E. Coli Transformation (Digestion/Ligation)

 
- 10 µl ligation
- 50 µl competent cells
--> 30m on ice
--> 45s heatshock 42° C
--> 2m on ice
- 250 µl of SOC media
--> 1h shake 37° C
                    

Yeast Transformation

Reagents
YPD
1 M LiOAc
10X TE pH 7.5
1X TE pH 7.5, 0.1 M LiOAc
50% PEG 3350
DMSO
Salmon Sperm DNA (ssDNA)
  • PEG = viscous, pipette slow
  • boil ssDNA aliquots

Previous Day : Grow yeast strain to be transformed in 5-10 mL YPD overnight at 30° C

  1. Set up digest to linearize DNA
  2. Dilute O/N culture ~ 1:20 in YPD grow 2-4 hours at 30° C
  3. Prepare ssDNA - boil for 10m cool on ice for at least 10m (10 µl of 10 mg/mL stock per transformation)
  4. Harvest cells in centrifuge - 3000 rpm, 2-5 min
  5. Wash with 1 ml 0.1 M LiOAin TE
  6. Pellet cells - 3000 rpm , 2-5 min
  7. Resuspend pellet in 100 µl 0.1 M LiOAc in TE per 2.5 ml culture, split into 100 µl per epindorph tube for each transformation
  8. to 100 µl cells add 100 µg ssDNA (10 µl of 10 mg/mL sock), 1-5 µl target DNA
  9. Add (in order): 480 µl 50% PEG 3350, 60 µl 10X TE, 60 µl 1 M LiOAc (for final 40% PEG, 1X TE, 0.1 M LiOAc) Optional: Add 75 µl DMSO definitely did
  10. Vortex
  11. Incubate 42° C for 30m & begin drying plates
  12. Pellet (6000 rpm - 2m), discard supernatant (remove PEG completely by pipetting), resuspend in 500 µl YPD (or selective media)
  13. Pellet, discard supernatant, resuspend in risidual ~ 50 µl YPD
  14. Plate on selective media
  15. Incubate 1-3 days

Colony PCR for screening E. Coli

Pick single colonies ( 5 or so from each plate ) mix in 25 µl H2O in a tube.
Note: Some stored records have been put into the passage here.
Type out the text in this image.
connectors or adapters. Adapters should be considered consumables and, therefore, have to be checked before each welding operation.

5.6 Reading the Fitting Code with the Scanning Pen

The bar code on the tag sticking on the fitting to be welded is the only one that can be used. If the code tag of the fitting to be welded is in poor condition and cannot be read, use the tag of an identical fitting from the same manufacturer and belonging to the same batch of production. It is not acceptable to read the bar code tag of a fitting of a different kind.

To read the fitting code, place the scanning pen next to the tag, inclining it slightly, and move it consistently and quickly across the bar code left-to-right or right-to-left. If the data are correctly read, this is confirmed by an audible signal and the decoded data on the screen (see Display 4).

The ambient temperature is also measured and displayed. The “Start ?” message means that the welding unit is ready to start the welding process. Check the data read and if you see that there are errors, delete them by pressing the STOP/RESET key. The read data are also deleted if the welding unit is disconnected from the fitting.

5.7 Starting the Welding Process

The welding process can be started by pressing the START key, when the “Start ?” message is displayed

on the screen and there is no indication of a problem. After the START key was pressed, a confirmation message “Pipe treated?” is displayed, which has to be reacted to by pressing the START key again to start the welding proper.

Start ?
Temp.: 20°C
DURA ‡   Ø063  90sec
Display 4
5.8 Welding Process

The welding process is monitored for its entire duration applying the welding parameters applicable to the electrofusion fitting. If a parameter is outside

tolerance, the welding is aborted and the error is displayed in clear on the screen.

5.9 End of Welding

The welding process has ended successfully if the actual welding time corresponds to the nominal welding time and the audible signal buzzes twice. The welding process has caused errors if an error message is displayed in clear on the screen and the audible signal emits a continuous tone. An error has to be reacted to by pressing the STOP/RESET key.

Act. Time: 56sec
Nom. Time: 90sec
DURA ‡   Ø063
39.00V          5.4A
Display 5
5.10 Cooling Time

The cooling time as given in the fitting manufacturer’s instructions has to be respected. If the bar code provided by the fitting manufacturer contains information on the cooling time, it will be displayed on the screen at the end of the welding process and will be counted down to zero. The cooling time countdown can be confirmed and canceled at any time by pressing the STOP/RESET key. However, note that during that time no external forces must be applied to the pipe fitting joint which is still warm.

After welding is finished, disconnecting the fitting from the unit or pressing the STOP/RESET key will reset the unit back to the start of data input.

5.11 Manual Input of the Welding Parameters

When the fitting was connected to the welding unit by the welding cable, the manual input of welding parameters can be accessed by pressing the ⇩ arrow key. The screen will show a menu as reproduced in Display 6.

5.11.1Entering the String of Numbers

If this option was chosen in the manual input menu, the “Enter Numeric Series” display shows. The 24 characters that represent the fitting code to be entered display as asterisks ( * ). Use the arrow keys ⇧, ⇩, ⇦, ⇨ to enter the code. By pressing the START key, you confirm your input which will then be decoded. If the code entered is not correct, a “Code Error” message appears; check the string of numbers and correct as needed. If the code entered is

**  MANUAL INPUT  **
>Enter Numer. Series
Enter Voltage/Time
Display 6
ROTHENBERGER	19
Use 5 µl in PCR reaction

Reagents 1X 6X
2X GoTaq Green PCR Master Mix 10 µl 60 µl
10 µM Forward primer 1 µl 6 µl
10 µM Reverse primer 1 µl 6 µl
Water 3 µl 18 µl
Bacterial cells (template) 5 µl -----

Cycle (Varies):

95° C | 5m

   30x:
        95° C | 45s
        55° C | 30s
        72° C | 1m per kb

72° C | 10m 
 4° C | Forever

load 5 µl onto gel

for all positive bands - take the rest of the bands and inoculate them into an overnight LB (+antibiotic) for miniprep

Colony PCR for Yeast & Patching

  1. Number colonies
  2. Patch on plate
  3. Mix in 10 µl NaOH
  4. Boil for 20m
  5. PCR

Cycle (varies):


95° C | 5m
30x:
        95° C | 45s
        55° C | 30s
        72° C | 1m per kb

72° C | 10m 
 4° C | Forever
                    

Frozen Glycerol Stocks Yeast

  1. Grow Overnight in YPD (2-5 mL) then dilute 1:20 in YPD, grow to OD 0.4-0.5
  2. Add 350 µl cells to 350 µl sterile 60% glycerol in cryovial, vortex to mix, snap freeze in liquid nitrogen and store at -80° C (but actually we just stuck it in the freezer because nobody will let us use liquid nitrogen).